News anchor Anderson Cooper’s coming out moment of this month to the Daily Beast’s Andrew Sullivan – was it ‘news’ to you?

It was quite literally ‘breaking’ news for several of America’s big media organisations, but obviously not for Anderson’s employer CNN. Any one of their countless producers tasked with the never-ending job of scanning the agency wires would have instantly referred the story to their line editor – who then would have given it to another more-senior editor – with the email trail eventually weaving its way to the top tier of CNN’s management.

The big cheeses may or may not have had prior warning of Cooper’s intentions, but unless you are running Iranian State TV, try sending out a mass memo to scores of journalists warning them in advance to avoid reporting such a story for corporate reasons because it involves the company’s biggest star (sorry, Piers Morgan). CNN ultimately did what any other media organisation would do in similar circumstances, it sat on the story before realising that it really should be trying to ride some of the publicity and siphon a bit of the Twitter maelstrom (albeit in an appropriately low-key fashion on CNN.com).

For me personally and a lot of other people, Cooper’s decision to reveal that he is indeed gay seemed less of a news story and more about confirming a highly credible rumour that had been allowed to masquerade as fact for years. To say it was an open secret is an understatement. Most of the press takes the age-old adage that if a journalist fails to get a strenuous denial from someone regarding a rumour then there’s a strong likelihood of it being true. In broadcasting (even in the deregulated wild west of American TV news) it’s generally not the done thing to run stories on this cavalier approach; yet, some publications are indeed happy to go down this route.

In May 2007, Out magazine placed Cooper second in its list of the fifty “Most Powerful Gay Men and Women in America”. One of the central nuggets of information that increased the magazine’s confidence to effectively ‘out’ Cooper for its own purposes stems from a New York Magazine interview conducted two years prior.

Cooper was asked about his orientation and refused to be drawn on the question. He said discussing his “personal life” could threaten his ability to be an “observer” – in other words surmising that if people knew the truth about his sexuality, it would increase the risk of him being potentially undermined as a journalist – and most notably by those with homophobic sentiments who could theoretically choose to interact with him differently.

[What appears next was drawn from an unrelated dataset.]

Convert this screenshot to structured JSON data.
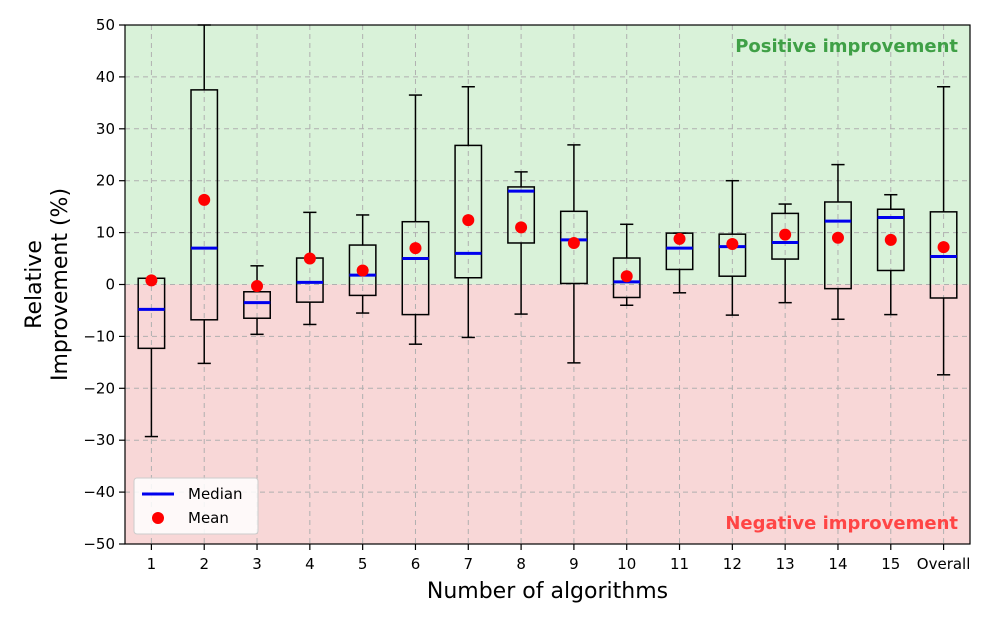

There is always the potential for such a scenario, say for instance in a live interview on gay rights. However, professional homophobes such as Tony Perkins from America’s Family Research Council or Florida’s Koran-burning pastor Terry Jones are generally aware of the pitfalls of using such a blatant tactic and are likely to be rather more subtle in their approach to undermine a gay journalist.

I have only been in such a situation once, at Gaydar Radio, when I felt my sexuality was slightly being drawn upon in a discussion.

It was in June 2010 as a guest on Jon Gaunt’s former radio phone-in show on the now-defunct Sun Talk station. At the time, if you recall, there was a big furore after the Sun newspaper decided to run an online poll asking “Should gay people be cabinet ministers?”

The question was based on the resignation of Davis Laws as Chief Secretary to the Treasury. He was forced to come out publically as gay after becoming embroiled in the expenses scandal. As Jon Gaunt was working for the paper at the time I decided to ask him live on his show if he thought the question was offensive?

He responded by saying that the question was acceptable and that we should all take solace in the fact that Sun readers overwhelmingly were in favour of allowing gay people to serve at the highest level of government.

The exchange that followed over the next three minutes is what you would describe as an ‘adversarial’ encounter. When you witness fireworks in an interview it’s usually because one person refuses to belief the other is maintaining a credible argument. A dramatic head-to-head is pretty much a battle of wills. My central disagreement with Gaunt was that the Sun would never ask if women or ethnic minorities should be allowed to serve in the cabinet; so why did it think it was acceptable to pose such a question about gay people.

Listen to Scott Roberts and Jon Gaunt’s exchange below:

However, Gaunt could not understand why the poll was offensive, despite my repeated attempts to explain the above point. Towards the end of the interview a clearly agitated Gaunt asked an open question by saying “I don’t know if you are gay?” – which seemed like an attempt to defuse my argument by getting my sexuality into the thrust of what I was saying – and here lies the most important lesson, a good journalist never rises to the bate otherwise you end up as fodder with the interview becoming about yourself and not the subject.

Distance in an interview, even when a topic gets your juices flowing, is always essential.

Drawing back to Anderson Cooper’s rationale of 2005, the reality is, as an openly gay journalist, your sexuality is highly unlikely to ever impede on your work – unless you allow it to. Someone who tries to make use of sexual orientation in a professionally setting is almost certainly going to be diminished in the eyes of the audience. My encounter with John Gaunt ended with him calling me a “prat”. I could have responded with an equally unflattering comment, but the lasting impression of an interview should come from the person who was asked the question and not the other way round.

Scott Roberts is a former news editor for GaydarRadio.